The amount of time that each phase takes up will depend completely on the person. Taking note throughout the month of your energy levels, your mood, and any other symptoms you might be experiencing is the best way to find any pattern that might exist throughout your menstrual cycle. Once you have, you will be able to successfully make changes to your daily life accordingly.
The Link Between The Menstrual Cycle and Mental Health
We already know that the menstrual cycle can have an impact on someone’s mood. Low levels of estrogen, which is experienced most at the time before and during menstruation, can impact the chemicals that are released in the brain such as serotonin.
However, this connection works both ways.

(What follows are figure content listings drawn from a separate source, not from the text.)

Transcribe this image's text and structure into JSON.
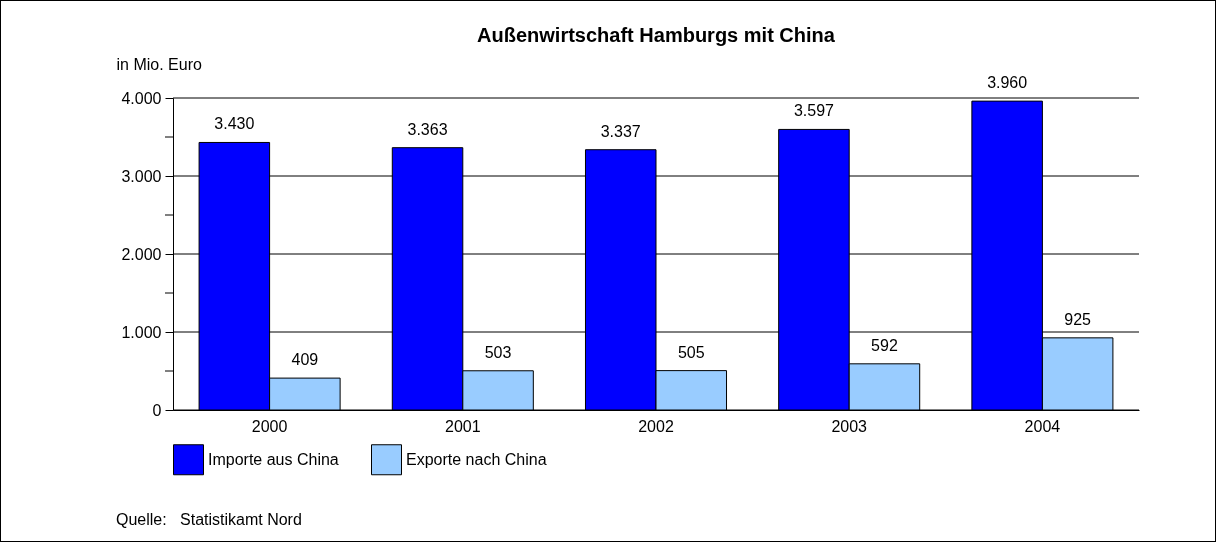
{
  "chart_data": {
    "type": "bar",
    "title": "Außenwirtschaft Hamburgs mit China",
    "ylabel": "in Mio. Euro",
    "categories": [
      "2000",
      "2001",
      "2002",
      "2003",
      "2004"
    ],
    "series": [
      {
        "name": "Importe aus China",
        "color": "#0000ff",
        "values": [
          3430,
          3363,
          3337,
          3597,
          3960
        ],
        "value_labels": [
          "3.430",
          "3.363",
          "3.337",
          "3.597",
          "3.960"
        ]
      },
      {
        "name": "Exporte nach China",
        "color": "#99ccff",
        "values": [
          409,
          503,
          505,
          592,
          925
        ],
        "value_labels": [
          "409",
          "503",
          "505",
          "592",
          "925"
        ]
      }
    ],
    "ylim": [
      0,
      4000
    ],
    "yticks": [
      0,
      {
        "value": 500,
        "label": null
      },
      {
        "value": 1000,
        "label": "1.000"
      },
      {
        "value": 1500,
        "label": null
      },
      {
        "value": 2000,
        "label": "2.000"
      },
      {
        "value": 2500,
        "label": null
      },
      {
        "value": 3000,
        "label": "3.000"
      },
      {
        "value": 3500,
        "label": null
      },
      {
        "value": 4000,
        "label": "4.000"
      }
    ],
    "grid": "y",
    "legend": "bottom",
    "annotations": [
      "Quelle:   Statistikamt Nord"
    ]
  }
}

If you are experiencing high levels of stress, this can cause massive changes to your menstrual cycle. Stress or any form of emotional distress can cause a period to stop or become shorter. It can also make premenstrual symptoms more intense.
Due to this connection, it is important to make sure you are taking care of your mental health every single day. Implement daily activities into your routine that will help to keep stress at bay. This looks different for everyone but some general activities that can help to relieve stress include:
- taking a bath
- unplugging from the internet
Due to the painful premenstrual symptoms that can sometimes accompany the menstrual cycle, one can start to feel overwhelmed and frustrated. The better you come to understand your own menstrual cycle, the easier it will be to accommodate any frustrations that might start to arise. For example, if you are someone who knows they tend to become more irritable during a certain part of your menstrual cycle, you can find ways to avoid conflict during this time.
Making small changes to one’s daily routine in accordance with these symptoms can have a massive impact on the quality of life. There are also many at-home remedies to certain premenstrual symptoms.
How to Alleviate Premenstrual Symptoms When They Do Occur
While premenstrual symptoms are not completely avoidable, it does not mean we should simply live with them when they do occur. Ailments like digestive issues, headaches, and cramps can become less disruptive with certain at-home remedies such as:
- A heating pad: A heating pad is a great way to alleviate any cramps or stomach pains one might be experiencing. It will relax the muscles in the area making way for the cramps to dissipate. This can also be helpful for those who experience lower back pain.
- Get a massage: A massage can help to alleviate any muscle aches and cramps, and can be a great way to naturally release any tension/stress that your body might be holding. An abdominal massage can be especially helpful for those who experience constipation during the menstrual cycle.
- Take a supplement for bloating: A vitamin for bloating that contains gut health enzymes and probiotics will help to support your digestive process throughout your menstrual cycle. These ingredients are the pillars to creating a strong digestive system and gut.
- Increase your intake of anti-inflammatory foods: Spinach, walnuts, salmon, and cherries are all anti-inflammatory foods that can help to alleviate menstrual cramps through dietary changes. Since you are already having three meals a day, why not amend them to become helpful in combating premenstrual symptoms?
- Use a cold compress for a headache: A headache can truly overpower one’s senses making it hard to focus on anything. A cold compress can help to constrict the blood vessels in the area making it harder for the pain to be registered by the brain. The cooling effect can also feel welcoming to the distressed area.
- Herbal tea: There are a variety of different herbal teas out there, all known for their health-remedial powers. Find a tea that works for you and your specific needs.